• A friend of mine recently had his site hit with a Google pharma spam attack. I went in and found some rogue php files as well as a compromised WordPress file. I got all that cleaned up and then did a bunch of searches based on the obfuscation techniques they used (str_rot13, base64_decode, the usual) and found nothing else. I looked at the entries in the wp_options table and didn’t find what some sites have warned of from such attacks.

    One of the attack files mentioned wp-content/cache/data, and in that directory were a bunch of files dated 4/14/2011. They have hexadecimal names and the contents — ranging from 3k to 11k — LOOK like base64/gzcompressed strings, but decoders have failed to work on the ones I’ve tried (you can see one here if you wish to try your hand with it: https://dl.dropbox.com/u/1732496/9bce95fe8525f7aab607941e33b39f3a ) I saved the directory and then deleted it and everything seemed to run fine, so I assumed it was part of the attack. (Since the attack code is so obfuscated I haven’t figured out the exact purpose of referring to this directory.)

    Today I checked in after a week and the directory is back, along with more files, again all dated 4/14/2011. I don’t see any indications of compromised or malicious files anywhere, so I’m not sure what is creating these. My friend doesn’t use any caching plugins, so this is all very suspicious.

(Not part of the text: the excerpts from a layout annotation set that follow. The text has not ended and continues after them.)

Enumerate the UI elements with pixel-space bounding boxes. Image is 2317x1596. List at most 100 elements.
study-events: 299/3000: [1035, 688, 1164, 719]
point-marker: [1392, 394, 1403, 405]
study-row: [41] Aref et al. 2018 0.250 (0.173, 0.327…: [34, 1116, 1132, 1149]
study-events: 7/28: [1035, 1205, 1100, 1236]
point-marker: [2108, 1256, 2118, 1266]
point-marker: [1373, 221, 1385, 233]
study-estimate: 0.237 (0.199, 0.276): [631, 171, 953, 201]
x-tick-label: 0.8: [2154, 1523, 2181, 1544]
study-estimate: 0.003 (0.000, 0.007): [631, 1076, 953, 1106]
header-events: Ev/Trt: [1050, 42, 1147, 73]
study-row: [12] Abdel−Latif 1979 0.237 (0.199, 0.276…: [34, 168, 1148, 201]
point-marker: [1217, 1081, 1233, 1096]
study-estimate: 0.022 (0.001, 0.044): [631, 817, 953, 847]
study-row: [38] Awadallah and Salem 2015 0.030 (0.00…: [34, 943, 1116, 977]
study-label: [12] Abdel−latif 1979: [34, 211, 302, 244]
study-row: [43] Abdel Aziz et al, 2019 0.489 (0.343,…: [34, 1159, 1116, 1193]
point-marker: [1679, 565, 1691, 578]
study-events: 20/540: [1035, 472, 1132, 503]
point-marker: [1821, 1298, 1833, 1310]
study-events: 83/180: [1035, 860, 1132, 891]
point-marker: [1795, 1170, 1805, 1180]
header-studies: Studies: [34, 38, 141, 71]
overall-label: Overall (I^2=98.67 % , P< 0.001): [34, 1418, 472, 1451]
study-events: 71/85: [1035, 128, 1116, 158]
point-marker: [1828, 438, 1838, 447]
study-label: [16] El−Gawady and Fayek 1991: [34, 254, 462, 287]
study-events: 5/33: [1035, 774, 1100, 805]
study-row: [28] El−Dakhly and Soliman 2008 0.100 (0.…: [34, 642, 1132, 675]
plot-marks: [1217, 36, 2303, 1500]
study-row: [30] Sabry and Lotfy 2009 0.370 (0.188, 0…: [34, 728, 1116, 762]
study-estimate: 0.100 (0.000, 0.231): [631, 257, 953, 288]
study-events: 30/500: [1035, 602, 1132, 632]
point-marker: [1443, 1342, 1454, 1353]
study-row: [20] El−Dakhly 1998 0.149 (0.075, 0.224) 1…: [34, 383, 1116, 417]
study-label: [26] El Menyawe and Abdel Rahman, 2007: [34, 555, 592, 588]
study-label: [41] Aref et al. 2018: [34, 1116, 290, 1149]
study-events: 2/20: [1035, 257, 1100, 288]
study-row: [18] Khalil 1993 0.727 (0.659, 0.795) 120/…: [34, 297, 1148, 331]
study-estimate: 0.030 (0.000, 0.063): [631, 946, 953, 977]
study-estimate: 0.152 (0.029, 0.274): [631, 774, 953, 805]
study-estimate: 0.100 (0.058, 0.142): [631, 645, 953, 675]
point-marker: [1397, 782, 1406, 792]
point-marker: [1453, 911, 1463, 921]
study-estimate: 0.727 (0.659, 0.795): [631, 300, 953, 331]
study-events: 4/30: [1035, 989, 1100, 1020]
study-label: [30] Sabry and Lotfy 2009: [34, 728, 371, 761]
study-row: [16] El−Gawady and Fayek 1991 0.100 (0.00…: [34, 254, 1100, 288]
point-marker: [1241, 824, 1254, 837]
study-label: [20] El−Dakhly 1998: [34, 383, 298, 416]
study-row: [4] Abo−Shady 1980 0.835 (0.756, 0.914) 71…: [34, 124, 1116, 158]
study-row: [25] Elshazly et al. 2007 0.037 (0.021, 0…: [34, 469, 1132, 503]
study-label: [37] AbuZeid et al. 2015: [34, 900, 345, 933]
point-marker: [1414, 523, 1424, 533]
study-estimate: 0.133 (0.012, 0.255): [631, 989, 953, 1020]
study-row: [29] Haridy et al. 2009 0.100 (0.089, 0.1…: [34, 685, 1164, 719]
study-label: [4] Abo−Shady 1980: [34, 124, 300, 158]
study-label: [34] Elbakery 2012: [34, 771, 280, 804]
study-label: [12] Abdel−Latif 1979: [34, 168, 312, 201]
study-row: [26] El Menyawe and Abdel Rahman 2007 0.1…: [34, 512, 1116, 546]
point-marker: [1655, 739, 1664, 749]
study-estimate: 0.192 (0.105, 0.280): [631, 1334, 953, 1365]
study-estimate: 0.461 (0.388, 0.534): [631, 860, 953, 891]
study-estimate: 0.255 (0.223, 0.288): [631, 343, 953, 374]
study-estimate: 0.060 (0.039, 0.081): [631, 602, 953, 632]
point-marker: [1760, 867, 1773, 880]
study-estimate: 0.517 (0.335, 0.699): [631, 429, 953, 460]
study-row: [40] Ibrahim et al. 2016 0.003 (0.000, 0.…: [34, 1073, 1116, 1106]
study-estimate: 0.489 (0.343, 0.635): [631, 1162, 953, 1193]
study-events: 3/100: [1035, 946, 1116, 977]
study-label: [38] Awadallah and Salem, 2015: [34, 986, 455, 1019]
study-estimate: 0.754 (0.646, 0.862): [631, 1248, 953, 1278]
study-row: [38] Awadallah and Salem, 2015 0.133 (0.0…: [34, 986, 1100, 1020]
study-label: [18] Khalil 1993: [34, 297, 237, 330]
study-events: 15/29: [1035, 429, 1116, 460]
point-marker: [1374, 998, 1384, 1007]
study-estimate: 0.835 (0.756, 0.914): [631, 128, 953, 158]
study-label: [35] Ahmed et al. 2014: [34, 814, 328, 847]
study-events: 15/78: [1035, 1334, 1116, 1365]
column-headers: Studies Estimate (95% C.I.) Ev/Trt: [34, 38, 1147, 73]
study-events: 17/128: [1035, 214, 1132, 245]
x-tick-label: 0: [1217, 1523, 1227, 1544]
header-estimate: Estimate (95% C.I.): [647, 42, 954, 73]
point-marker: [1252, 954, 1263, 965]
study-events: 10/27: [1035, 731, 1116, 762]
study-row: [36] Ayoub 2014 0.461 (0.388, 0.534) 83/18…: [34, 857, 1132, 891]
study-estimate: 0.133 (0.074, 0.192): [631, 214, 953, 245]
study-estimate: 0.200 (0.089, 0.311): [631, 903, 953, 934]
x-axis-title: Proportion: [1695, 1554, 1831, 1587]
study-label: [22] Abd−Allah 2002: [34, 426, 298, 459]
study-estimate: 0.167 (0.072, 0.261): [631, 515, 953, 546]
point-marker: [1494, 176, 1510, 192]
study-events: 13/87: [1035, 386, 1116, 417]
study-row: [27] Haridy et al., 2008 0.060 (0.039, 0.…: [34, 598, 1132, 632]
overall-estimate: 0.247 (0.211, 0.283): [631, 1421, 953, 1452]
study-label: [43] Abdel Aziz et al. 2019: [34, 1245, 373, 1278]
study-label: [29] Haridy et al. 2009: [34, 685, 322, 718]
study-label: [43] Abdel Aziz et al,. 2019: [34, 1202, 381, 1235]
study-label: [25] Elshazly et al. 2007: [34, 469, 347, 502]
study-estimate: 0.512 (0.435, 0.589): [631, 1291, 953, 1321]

I can’t find anything referring to “wp-content/cache/data” in plaintext, but of course it may be well obfuscated (which I also don’t see any indications of anywhere.)

    Does anyone have any idea what these files might be and, if they’re malicious, how I might be able to go about finding their source? (Another wrinkle to this problem: I only have ftp access to my friend’s site, other than WP admin access, as his provider doesn’t do shell access. Still, with some creative tinkering I can run some stuff like grep and database queries.)